The military regime later proposed to start the 24-month transition in January 2023, but opposition parties say it has done little to put in place institutions and a roadmap to return to constitutional rule. 


Sundan is a Northern African nation. In October 2021, the Sudanese military, led by General Abdel Fattah al-Burhan, took control of the Government of Sudan in a military coup.

Civilian Prime Minister Abdalla Hamdok refused to declare support for the coup and on 25 October he called for popular resistance and as a result confined to house arrest on 26 October 2021.

However, in 2023 an armed conflict between the Sudanese Armed Forces (SAF) and the paramilitary Rapid Support Forces (RSF), rival factions of the military government of Sudan, began on 15 April 2023, with the fighting concentrated around the capital city of Khartoum and the Darfur region. Later, a faction of the militant Sudan People’s Liberation Movement–North (SPLM-N) led by Abdelaziz al-Hilu, also fought the SAF in regions bordering South Sudan and Ethiopia. 

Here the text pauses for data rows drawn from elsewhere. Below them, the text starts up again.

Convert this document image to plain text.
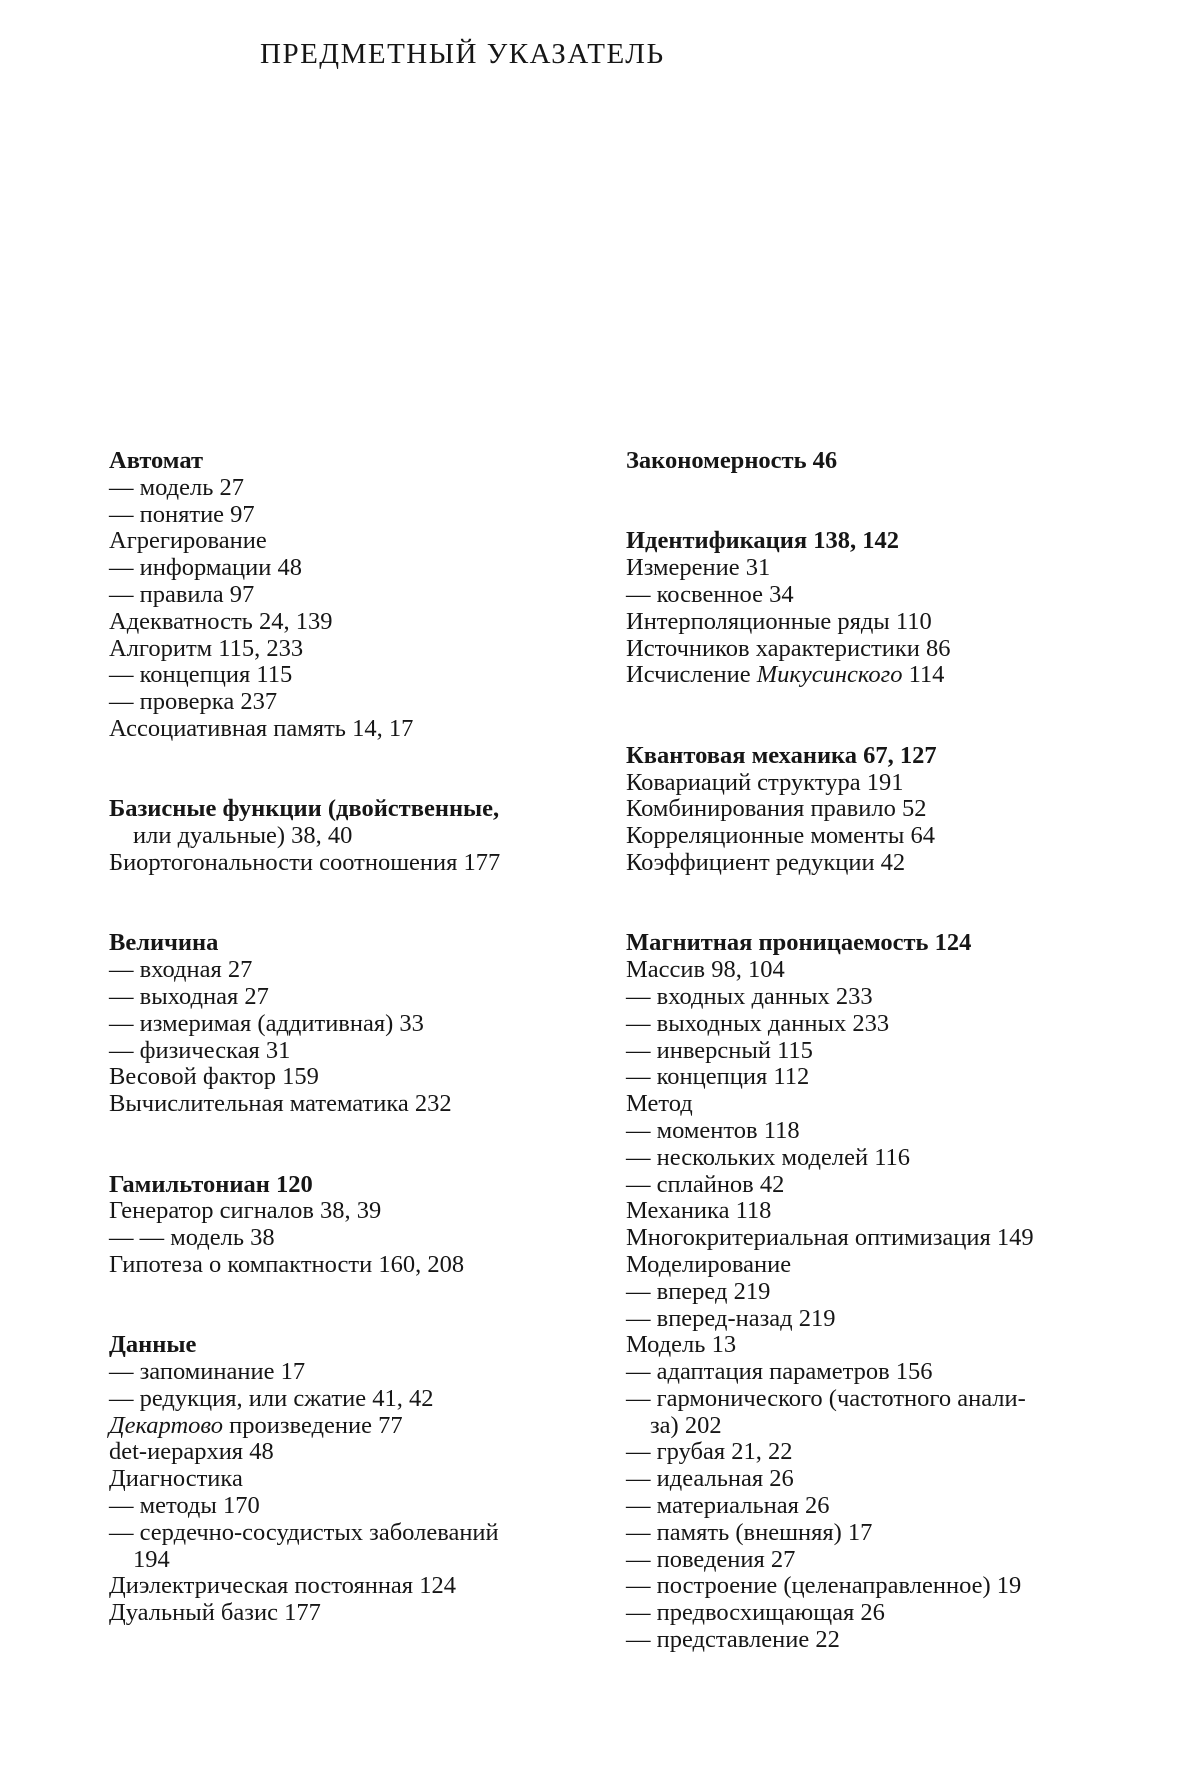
ПРЕДМЕТНЫЙ УКАЗАТЕЛЬ
Автомат
— модель 27
— понятие 97
Агрегирование
— информации 48
— правила 97
Адекватность 24, 139
Алгоритм 115, 233
— концепция 115
— проверка 237
Ассоциативная память 14, 17
Базисные функции (двойственные,
или дуальные) 38, 40
Биортогональности соотношения 177
Величина
— входная 27
— выходная 27
— измеримая (аддитивная) 33
— физическая 31
Весовой фактор 159
Вычислительная математика 232
Гамильтониан 120
Генератор сигналов 38, 39
— — модель 38
Гипотеза о компактности 160, 208
Данные
— запоминание 17
— редукция, или сжатие 41, 42
Декартово произведение 77
det-иерархия 48
Диагностика
— методы 170
— сердечно-сосудистых заболеваний
194
Диэлектрическая постоянная 124
Дуальный базис 177
Закономерность 46
Идентификация 138, 142
Измерение 31
— косвенное 34
Интерполяционные ряды 110
Источников характеристики 86
Исчисление Микусинского 114
Квантовая механика 67, 127
Ковариаций структура 191
Комбинирования правило 52
Корреляционные моменты 64
Коэффициент редукции 42
Магнитная проницаемость 124
Массив 98, 104
— входных данных 233
— выходных данных 233
— инверсный 115
— концепция 112
Метод
— моментов 118
— нескольких моделей 116
— сплайнов 42
Механика 118
Многокритериальная оптимизация 149
Моделирование
— вперед 219
— вперед-назад 219
Модель 13
— адаптация параметров 156
— гармонического (частотного анали-
за) 202
— грубая 21, 22
— идеальная 26
— материальная 26
— память (внешняя) 17
— поведения 27
— построение (целенаправленное) 19
— предвосхищающая 26
— представление 22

Burkina Faso is the third West African country to be hit by a military coup. In January 2022, Burkina Faso’s army ousted President Roch Kabore, blaming him for failing to contain violence by Islamist militants. 

Coup leader Lieutenant Colonel Paul-Henri Damiba pledged to restore security, but attacks worsened, eroding morale in the armed forces that led to a second coup in September 2022 when current junta leader Captain Ibrahim Traore seized power.

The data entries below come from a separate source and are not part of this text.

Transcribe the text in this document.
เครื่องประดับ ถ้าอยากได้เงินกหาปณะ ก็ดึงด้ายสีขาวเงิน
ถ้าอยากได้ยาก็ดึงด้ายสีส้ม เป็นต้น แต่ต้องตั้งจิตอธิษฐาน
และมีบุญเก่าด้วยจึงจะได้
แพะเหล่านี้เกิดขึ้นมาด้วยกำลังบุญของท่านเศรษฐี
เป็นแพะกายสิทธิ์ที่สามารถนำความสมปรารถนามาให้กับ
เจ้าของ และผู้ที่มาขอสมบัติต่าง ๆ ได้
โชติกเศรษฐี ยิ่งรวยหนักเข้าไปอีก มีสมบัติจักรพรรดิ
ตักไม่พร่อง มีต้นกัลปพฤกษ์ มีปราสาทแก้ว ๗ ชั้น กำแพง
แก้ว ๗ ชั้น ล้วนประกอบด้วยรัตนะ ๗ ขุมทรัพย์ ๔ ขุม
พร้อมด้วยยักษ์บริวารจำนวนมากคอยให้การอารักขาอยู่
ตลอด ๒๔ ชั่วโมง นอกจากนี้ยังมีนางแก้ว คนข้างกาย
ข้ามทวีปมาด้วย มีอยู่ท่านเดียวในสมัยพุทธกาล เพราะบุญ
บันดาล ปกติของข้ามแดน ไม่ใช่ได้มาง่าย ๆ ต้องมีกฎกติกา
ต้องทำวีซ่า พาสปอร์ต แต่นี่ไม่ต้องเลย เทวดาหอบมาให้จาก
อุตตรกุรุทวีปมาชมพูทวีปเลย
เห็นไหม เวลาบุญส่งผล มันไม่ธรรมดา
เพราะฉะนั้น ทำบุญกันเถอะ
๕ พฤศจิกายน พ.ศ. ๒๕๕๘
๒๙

Niger, a West African country with the most recent coup in Africa before the Gabon military announced it had taken over in the early hours of Wednesday 30th, August 2023. 

In July 2023, members of Niger’s presidential guard detained President Mohamed Bazoum inside his palace and appeared on national television saying they were seizing power to end the “deteriorating security situation and bad governance.”

Days later the junta declared the head of the presidential guard, Abdourahamane Tiani, the new head of state, raising concerns about the security of a region where Niger has been a key ally of Western powers seeking to contain insurgencies by groups linked to al Qaeda and Islamic State. 

The main West African bloc ECOWAS has been trying to negotiate with the coup leaders but said it was ready to send troops into Niger to restore constitutional order if diplomatic efforts failed.

Niger has authorised Mali and Burkina Faso’s armed forces to intervene on its territory in case of an attack.


A group of senior military officers in Gabon announced on national television on Wednesday they had taken power and election results were annulled, just minutes after President Ali Bongo was declared to have won a third term.

If successful the coup would represent the seventh since 2020 in West, North and Central Africa, a region that in the last decade had made strides to shed its reputation as a “coup belt”, only for persistent insecurity and corruption to open the door to military leaders.